Lo disse con naturalezza e semplicità, come se fosse la cosa più facile del mondo ed invece era stato difficile dirglielo, molto più che nelle altre occasioni. Più di quanto pensava di averla persa, per sempre, per motivi diversi. Lì lo aveva detto per disperazione o per rabbia, era uscito fuori in entrambi i casi quasi di forza, incontrollato, senza pensarci. Quella mattina, invece, era stato consapevole e importante. Le parole pesavano sulle sue labbra. Era consapevolezza ed erano giorni che cercava il momento giusto per dirglielo. La spiazzò ed anche per lei sentirselo dire in quell’occasione era così diverso e penetrante. Non era la roccia a cui aggrapparsi per rimanere in vita e nemmeno la fune che voleva legarla per non farla scappare via, per combattere una battaglia suicida contro le sue ossessioni. Era un abbraccio che la stringeva, due labbra che la baciavano, una mano che l’accarezzava. Era lui, era quel momento, erano loro.

Chiuse gli occhi e gli baciò il petto, lasciando che la sua bocca si modellasse contro la sua pelle.

“Non sei obbligata a rispondermi” Le disse percependo il suo imbarazzo. “Non l’ho detto per sentirmelo dire solo perché non potevo tenerlo più dentro.
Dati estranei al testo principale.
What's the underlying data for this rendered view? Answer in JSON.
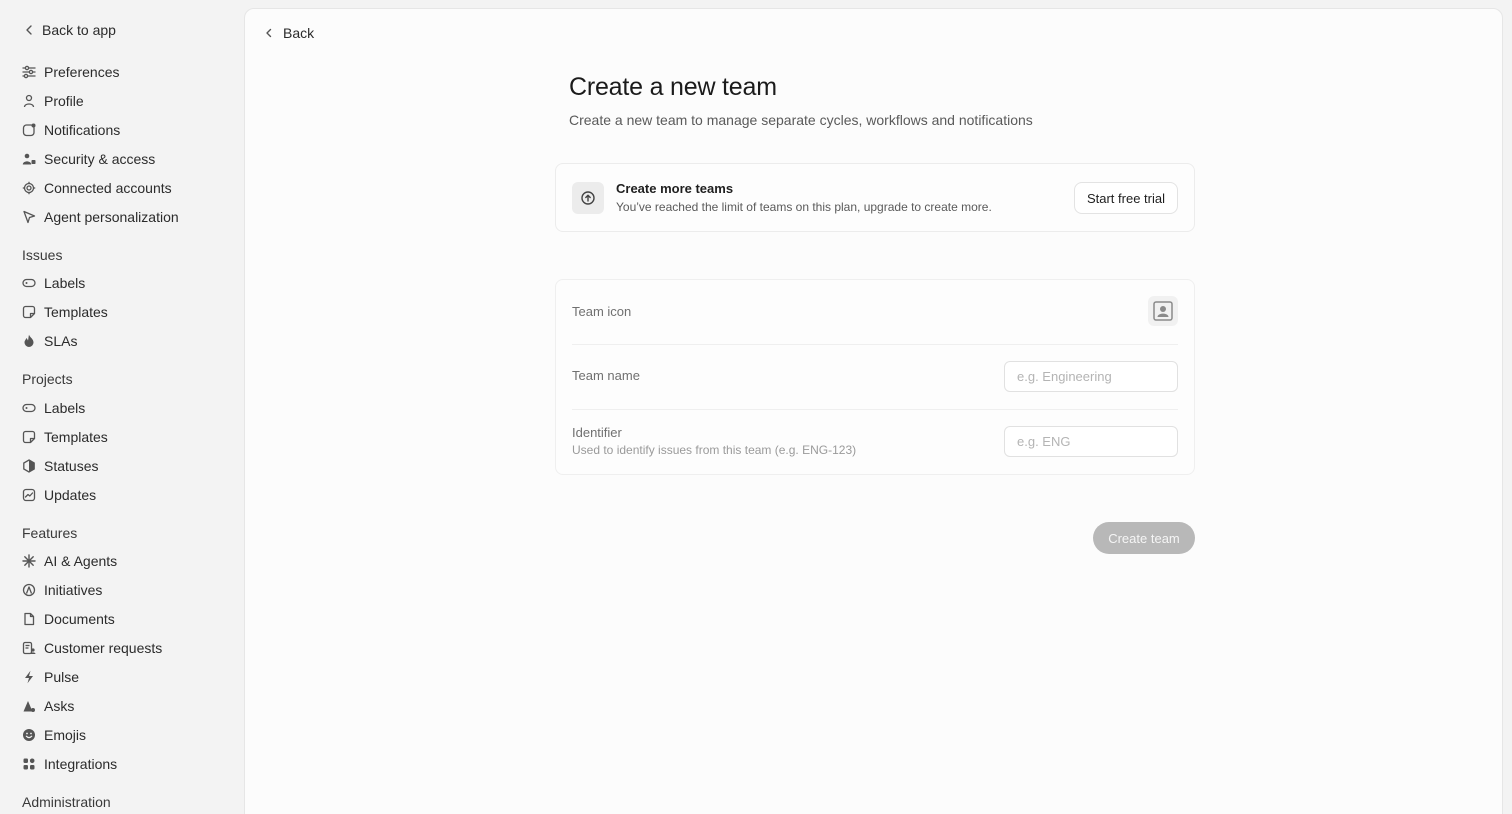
{
  "sidebar": {
    "back_label": "Back to app",
    "account_items": [
      {
        "label": "Preferences",
        "icon": "sliders-icon"
      },
      {
        "label": "Profile",
        "icon": "person-icon"
      },
      {
        "label": "Notifications",
        "icon": "notification-icon"
      },
      {
        "label": "Security & access",
        "icon": "people-lock-icon"
      },
      {
        "label": "Connected accounts",
        "icon": "gear-icon"
      },
      {
        "label": "Agent personalization",
        "icon": "cursor-icon"
      }
    ],
    "issues_title": "Issues",
    "issues_items": [
      {
        "label": "Labels",
        "icon": "tag-icon"
      },
      {
        "label": "Templates",
        "icon": "template-icon"
      },
      {
        "label": "SLAs",
        "icon": "flame-icon"
      }
    ],
    "projects_title": "Projects",
    "projects_items": [
      {
        "label": "Labels",
        "icon": "tag-icon"
      },
      {
        "label": "Templates",
        "icon": "template-icon"
      },
      {
        "label": "Statuses",
        "icon": "hexagon-icon"
      },
      {
        "label": "Updates",
        "icon": "chart-icon"
      }
    ],
    "features_title": "Features",
    "features_items": [
      {
        "label": "AI & Agents",
        "icon": "sparkle-icon"
      },
      {
        "label": "Initiatives",
        "icon": "initiative-icon"
      },
      {
        "label": "Documents",
        "icon": "document-icon"
      },
      {
        "label": "Customer requests",
        "icon": "list-user-icon"
      },
      {
        "label": "Pulse",
        "icon": "pulse-icon"
      },
      {
        "label": "Asks",
        "icon": "asks-icon"
      },
      {
        "label": "Emojis",
        "icon": "smiley-icon"
      },
      {
        "label": "Integrations",
        "icon": "grid-icon"
      }
    ],
    "administration_title": "Administration"
  },
  "main": {
    "back_label": "Back",
    "title": "Create a new team",
    "subtitle": "Create a new team to manage separate cycles, workflows and notifications",
    "upgrade": {
      "title": "Create more teams",
      "description": "You’ve reached the limit of teams on this plan, upgrade to create more.",
      "button_label": "Start free trial"
    },
    "form": {
      "team_icon_label": "Team icon",
      "team_name_label": "Team name",
      "team_name_placeholder": "e.g. Engineering",
      "team_name_value": "",
      "identifier_label": "Identifier",
      "identifier_hint": "Used to identify issues from this team (e.g. ENG-123)",
      "identifier_placeholder": "e.g. ENG",
      "identifier_value": ""
    },
    "create_button_label": "Create team"
  },
  "colors": {
    "sidebar_bg": "#f3f3f3",
    "panel_bg": "#fcfcfc",
    "disabled_button": "#b8b8b8"
  }
}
Avevo bisogno di farlo. So che ancora è presto e…”

Si era sollevata e aveva interrotto il suo discorso con un bacio.

“Ti amo anche io, Castle”. Gli sorrise soddisfatta di essere riuscita a sorprenderlo.
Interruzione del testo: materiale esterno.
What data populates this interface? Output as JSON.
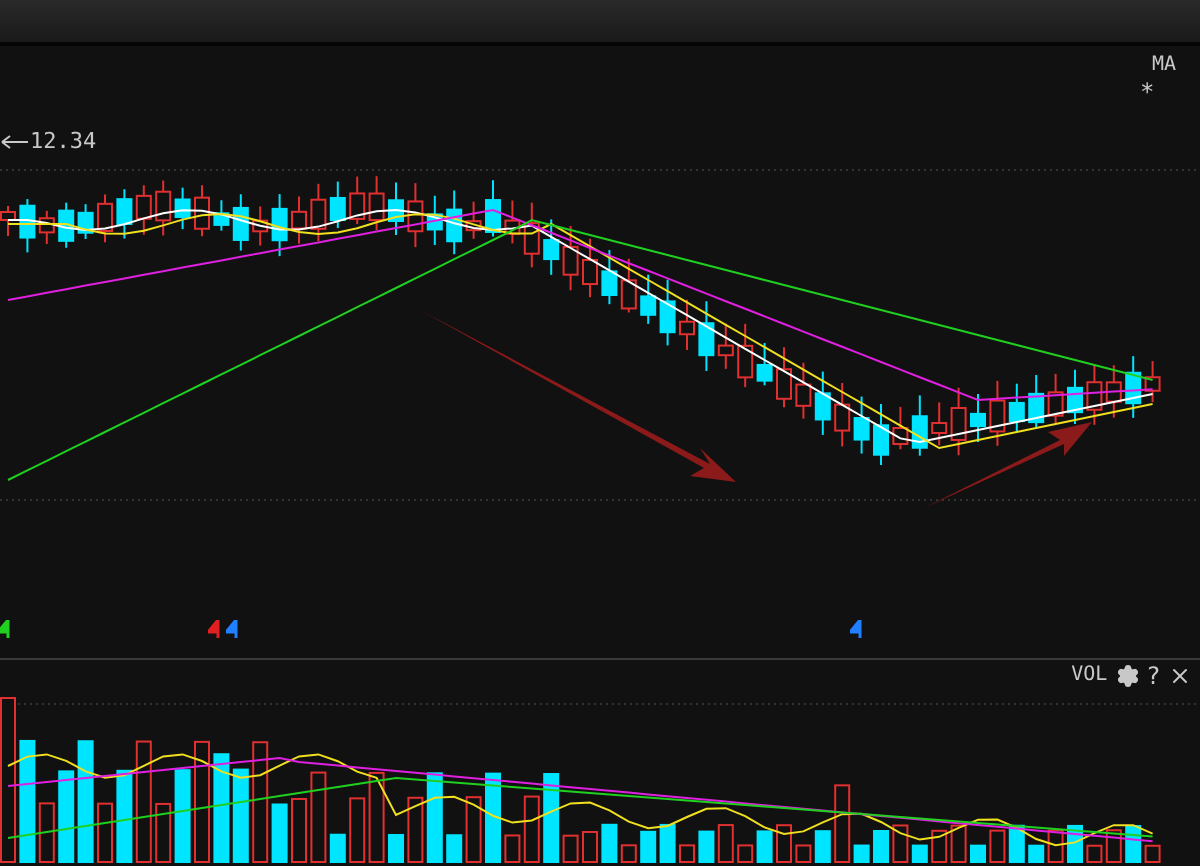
{
  "price_chart": {
    "price_label": "12.34",
    "indicator": "MA",
    "indicator_mark": "*"
  },
  "volume_panel": {
    "label": "VOL",
    "help": "?"
  }
}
“Ok, bene.” rispose lui mentre lei riprendeva il suo posto tra le sue braccia, i suoi disegni sul suo petto, come se quella fosse stata una parentesi concitata in quella tranquilla mattinata.
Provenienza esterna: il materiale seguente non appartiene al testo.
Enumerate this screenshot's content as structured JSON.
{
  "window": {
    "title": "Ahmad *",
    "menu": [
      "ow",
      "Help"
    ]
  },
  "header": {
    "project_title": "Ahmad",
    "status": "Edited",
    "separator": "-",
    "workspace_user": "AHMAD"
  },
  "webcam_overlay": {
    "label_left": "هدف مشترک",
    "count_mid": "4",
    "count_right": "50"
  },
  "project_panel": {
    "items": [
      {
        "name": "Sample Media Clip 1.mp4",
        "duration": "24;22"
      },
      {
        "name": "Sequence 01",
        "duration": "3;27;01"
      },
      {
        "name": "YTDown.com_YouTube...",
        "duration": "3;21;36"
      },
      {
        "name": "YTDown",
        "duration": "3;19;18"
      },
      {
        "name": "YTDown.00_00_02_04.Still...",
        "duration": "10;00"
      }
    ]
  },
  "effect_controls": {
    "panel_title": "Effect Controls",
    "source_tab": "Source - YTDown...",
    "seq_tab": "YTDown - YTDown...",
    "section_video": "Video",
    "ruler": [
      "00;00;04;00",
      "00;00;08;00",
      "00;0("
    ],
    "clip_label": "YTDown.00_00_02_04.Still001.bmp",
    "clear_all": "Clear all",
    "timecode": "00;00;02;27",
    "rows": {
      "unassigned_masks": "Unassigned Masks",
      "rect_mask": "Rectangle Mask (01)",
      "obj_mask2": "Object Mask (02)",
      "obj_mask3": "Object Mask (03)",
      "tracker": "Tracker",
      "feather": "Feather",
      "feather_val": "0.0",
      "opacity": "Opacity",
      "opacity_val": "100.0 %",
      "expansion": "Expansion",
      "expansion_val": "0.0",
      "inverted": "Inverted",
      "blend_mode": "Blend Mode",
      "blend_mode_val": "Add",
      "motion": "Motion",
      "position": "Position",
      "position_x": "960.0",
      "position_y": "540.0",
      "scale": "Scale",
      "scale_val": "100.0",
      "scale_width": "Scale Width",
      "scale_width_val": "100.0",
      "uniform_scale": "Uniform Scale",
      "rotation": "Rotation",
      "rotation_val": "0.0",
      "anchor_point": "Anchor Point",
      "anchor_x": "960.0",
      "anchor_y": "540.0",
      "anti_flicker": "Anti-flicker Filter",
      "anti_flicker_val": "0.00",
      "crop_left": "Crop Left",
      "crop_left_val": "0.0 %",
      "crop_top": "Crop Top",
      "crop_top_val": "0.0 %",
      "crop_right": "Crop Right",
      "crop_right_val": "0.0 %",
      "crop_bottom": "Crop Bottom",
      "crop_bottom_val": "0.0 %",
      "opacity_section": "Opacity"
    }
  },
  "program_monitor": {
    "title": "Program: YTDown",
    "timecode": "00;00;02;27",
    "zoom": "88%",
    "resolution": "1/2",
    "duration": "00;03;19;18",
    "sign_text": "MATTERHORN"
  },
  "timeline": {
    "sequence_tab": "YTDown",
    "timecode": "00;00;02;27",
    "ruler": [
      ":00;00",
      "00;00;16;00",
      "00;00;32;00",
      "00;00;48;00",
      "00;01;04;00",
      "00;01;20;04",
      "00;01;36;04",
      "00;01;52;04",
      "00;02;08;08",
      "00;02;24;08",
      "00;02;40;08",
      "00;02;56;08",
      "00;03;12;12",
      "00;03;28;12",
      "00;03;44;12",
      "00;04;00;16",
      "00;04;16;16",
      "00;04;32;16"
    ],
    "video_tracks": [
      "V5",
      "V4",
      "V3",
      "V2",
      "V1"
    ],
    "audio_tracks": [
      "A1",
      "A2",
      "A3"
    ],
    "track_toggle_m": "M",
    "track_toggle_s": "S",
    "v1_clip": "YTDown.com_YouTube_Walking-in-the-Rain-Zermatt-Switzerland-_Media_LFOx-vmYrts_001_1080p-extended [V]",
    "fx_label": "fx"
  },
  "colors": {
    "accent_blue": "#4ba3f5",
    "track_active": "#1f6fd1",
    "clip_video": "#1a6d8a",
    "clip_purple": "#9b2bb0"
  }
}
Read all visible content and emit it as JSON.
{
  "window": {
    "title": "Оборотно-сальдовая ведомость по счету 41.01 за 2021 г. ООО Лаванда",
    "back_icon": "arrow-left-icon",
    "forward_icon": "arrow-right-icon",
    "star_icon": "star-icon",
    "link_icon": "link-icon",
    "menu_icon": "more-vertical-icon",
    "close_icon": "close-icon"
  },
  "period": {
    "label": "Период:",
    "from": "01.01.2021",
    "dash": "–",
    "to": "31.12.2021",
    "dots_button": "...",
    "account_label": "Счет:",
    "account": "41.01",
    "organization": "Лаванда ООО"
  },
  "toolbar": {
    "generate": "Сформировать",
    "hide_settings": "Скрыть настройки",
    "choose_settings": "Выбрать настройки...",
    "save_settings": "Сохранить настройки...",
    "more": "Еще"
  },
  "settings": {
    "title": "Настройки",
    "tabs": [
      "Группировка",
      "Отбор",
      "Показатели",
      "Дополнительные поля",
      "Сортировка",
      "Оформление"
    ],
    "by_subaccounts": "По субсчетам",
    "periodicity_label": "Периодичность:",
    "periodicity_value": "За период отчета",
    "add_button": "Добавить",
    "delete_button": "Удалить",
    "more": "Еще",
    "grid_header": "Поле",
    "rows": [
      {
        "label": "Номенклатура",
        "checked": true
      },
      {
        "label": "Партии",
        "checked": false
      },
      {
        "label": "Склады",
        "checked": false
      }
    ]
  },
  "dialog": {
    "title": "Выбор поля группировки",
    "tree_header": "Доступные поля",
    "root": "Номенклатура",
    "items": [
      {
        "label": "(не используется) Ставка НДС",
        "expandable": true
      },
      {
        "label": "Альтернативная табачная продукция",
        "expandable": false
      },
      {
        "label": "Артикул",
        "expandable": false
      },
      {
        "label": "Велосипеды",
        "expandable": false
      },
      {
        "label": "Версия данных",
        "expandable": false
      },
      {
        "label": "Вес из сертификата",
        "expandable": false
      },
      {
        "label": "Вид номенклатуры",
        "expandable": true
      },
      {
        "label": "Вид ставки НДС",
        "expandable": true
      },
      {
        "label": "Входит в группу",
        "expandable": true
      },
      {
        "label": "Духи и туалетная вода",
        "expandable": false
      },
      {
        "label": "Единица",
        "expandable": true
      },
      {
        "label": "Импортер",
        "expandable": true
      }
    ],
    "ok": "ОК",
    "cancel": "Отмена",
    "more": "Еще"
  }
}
“A cosa stai pensando Kate?” gli chiese dopo un po’, quando la sentì stringersi di più a lui.

“Stanotte ti ho guardato dormire”

“È inquietante questo, lo sai?” Le disse prendendola in giro, usando le stesse parole che lei gli aveva rivolto qualche giorno prima.

“Sì, lo è, un po’. Lo sai però che quando dormi sembri proprio un bambino? Sorridevi e…” Si morse il labbro. Lui la prese e la sollevò mettendola sopra di sé. Deglutì rumorosamente, non si sarebbe mai abituato allo spettacolo della sua bellezza. Le accarezzò le spalle e scese lungo le braccia, fino ai fianchi.

“E…?” le chiese.

“E niente, Castle.” Sapeva come fare per farlo desistere, per non fargli domandare altro, per fargli perdere contatto con la realtà, muovendosi sinuosamente tra le sue mani e sul suo corpo. Il suo respiro profondo le fece capire che aveva ottenuto il suo scopo. C’era tempo per il resto, per tutto il resto e non gli disse che in quella notte si era morsa il labbro quando aveva pensato che in fondo sarebbe stato bello avere un bambino del tutto simile a lui.